Barclays Capital priced the debt for retail investors Tuesday, and due to high demand, accelerated the institutional pricing a day, which was initially scheduled for Wednesday.

Orders for the bonds, attractive due to their tax-exempt status at the federal, state,and local level for all U.S. investors, exceeded $3 billion on Tuesday. In a concurrent $415 million offering to local investors in Puerto Rico, bonds were also oversubscribed. Underwriters for the local bond offering were led by UBS FS Puerto Rico. Greenberg Traurig LLP served as bond counsel for both offerings.

José R. Otero-Freiría, vice president for financing at the Government Development Bank for Puerto Rico, said he is very happy with results for both the U.S. and the local transaction. The GDB is Puerto Rico’s financing arm.

“We have come to market in the past and have had very good response from investors, so we were hoping to get the same response,” Otero said.

Last month, the Puerto Rico Aqueduct and Sewer Authority upsized its $1 billion offering of revenue bonds to $1.8 billion.

Tuesday’s deal, in addition to being the year’s largest, ranks number five among largest bond sales since the start of 2011.

Yields ranged from 4.00% with 4% and 5% coupons in 2020 to 5.32% with a 5% coupon in 2041. The bonds are callable at par in 2022, except those maturing in 2026, which are callable in 2018. Prices were bumped two to three basis points from preliminary pricing.

The high demand comes as investors are searching for higher yields in today’s low-rate climate, looking farther down the credit scale to find yield. Bonds from Tuesday’s sale maturing in 2041 were priced nearly 200 basis points over  Municipal Market Data’s triple-A benchmark.

At Baa1 by Moody’s Investors Service, BBB by Standard & Poor’s and BBB-plus by Fitch Ratings, the bonds have some of the lowest credit ratings among municipal bond offerings in the past few weeks.

As basis for the ratings, both Moody’s and Fitch cite low pension funding, a high debt level and economic recession, although Fitch says there are signs the economy is beginning to stabilize.

A recent report from the GDB says the commonwealth’s activity has shown its first positive growth since March 2006.

While this is a good sign, it has no immediate effect on Puerto Rico’s rating, said Karen Krop, an analyst at Fitch.

Puerto Rico’s economic ties to the U.S. economy were listed among its strengths in both reports.

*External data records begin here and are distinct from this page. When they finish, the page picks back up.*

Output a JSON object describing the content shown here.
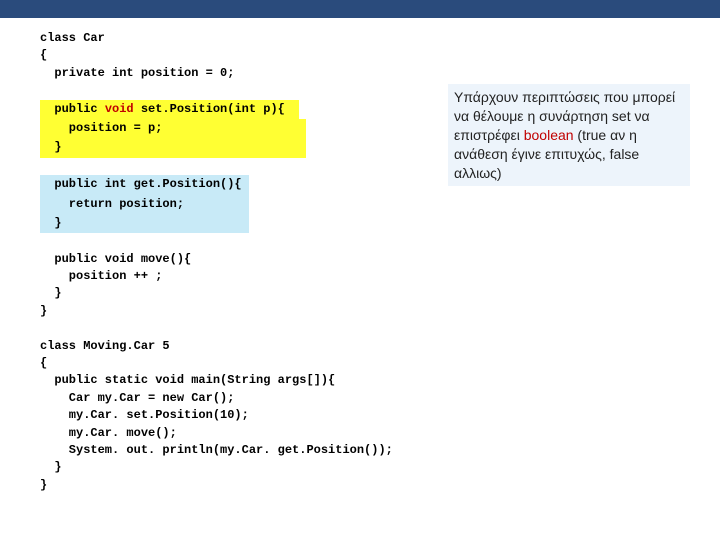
{
  "code": {
    "l1": "class Car",
    "l2": "{",
    "l3": "  private int position = 0;",
    "l4_pre": "  public ",
    "l4_void": "void",
    "l4_post": " set.Position(int p){  ",
    "l5": "    position = p;                    ",
    "l6": "  }                                  ",
    "l7": "  public int get.Position(){ ",
    "l8": "    return position;         ",
    "l9": "  }                          ",
    "l10": "  public void move(){",
    "l11": "    position ++ ;",
    "l12": "  }",
    "l13": "}",
    "l14": "class Moving.Car 5",
    "l15": "{",
    "l16": "  public static void main(String args[]){",
    "l17": "    Car my.Car = new Car();",
    "l18": "    my.Car. set.Position(10);",
    "l19": "    my.Car. move();",
    "l20": "    System. out. println(my.Car. get.Position());",
    "l21": "  }",
    "l22": "}"
  },
  "note": {
    "t1": "Υπάρχουν περιπτώσεις που μπορεί να θέλουμε η συνάρτηση set να επιστρέφει ",
    "boolean": "boolean",
    "t2": " (true αν η ανάθεση έγινε επιτυχώς, false αλλιως)"
  }
}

The public improvement bonds are general obligations of Puerto Rico, backed by a full faith-and-credit pledge.

Proceeds from the bonds will be used for debt-service restructuring and relief, to refund previous general obligation bonds and to pay capitalized interest on debt. Otero said Puerto Rico saved around $25 million in interest rates from the refunding piece of the transaction.